Mr. Jonathan said this in Abuja on Sunday at a church service organised as part of the activities lined up to mark the 2013 Democracy Day.
The President, who was represented by the Senate President, David Mark, said that the Federal Government would do more to ensure total peace, not just in the North, but in the entire country.
In the speech read by Mr. Mark, the president reaffirmed the Federal Government’s commitment to protecting the lives and property of all Nigerians wherever they lived.
“Our country is going through trying times, especially in parts of the North, where insurgents have made life unbearable for innocent citizens.
“No responsible government will fold its arms and watch criminals destroy what some people have spent their entire lives to build.

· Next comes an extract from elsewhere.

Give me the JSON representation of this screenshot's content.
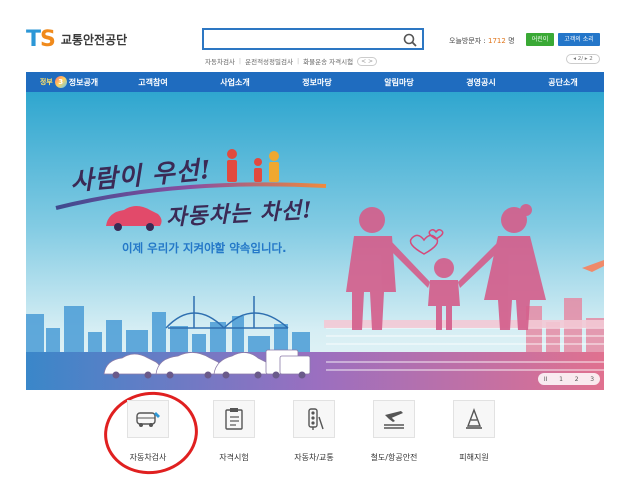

“I want to assure all Nigerians that this administration will live up to its responsibility; we will restore sanity to the streets of Borno and other parts of the North-East,” he said.
Mr. Jonathan, however, urged Nigerians not to relent in the fight against criminals in the country, stressing that criminals must not be allowed to succeed in their activities. He also pledged that his administration would not relent in its fight against corruption and other vices in the society.
The president assured the citizens that his administration would champion the rebirth of Nigeria as the giant of Africa, noting that the government was already making progress in some sectors of the economy.
Earlier, in his sermon, the pastor, Gabriel Olutola, who spoke on the theme “Righteousness exalts a nation”, underscored the need for Nigerians, especially those in leadership positions, to uphold the virtue of righteousness.
He said that the fortunes of Nigeria would be better if the citizens followed the ways of God, as enunciated in the holy book. He stressed that the country’s leaders must eschew corruption and greed, while the followers should support them with prayers.
The cleric said that most of the challenges confronting the nation could be tackled if the country’s leaders and their followers learned to trust one another.
The First Lady, Dame Patience Jonathan, read the first bible lesson while the senate president took the second reading.
Special prayers for Nigeria were offered by clerics from different denominations.
The Secretary to the Government of the Federation, Pius Anyim, Chief of Staff to the President, Mike Oghiadome, service chiefs, ministers and other top government functionaries attended the service.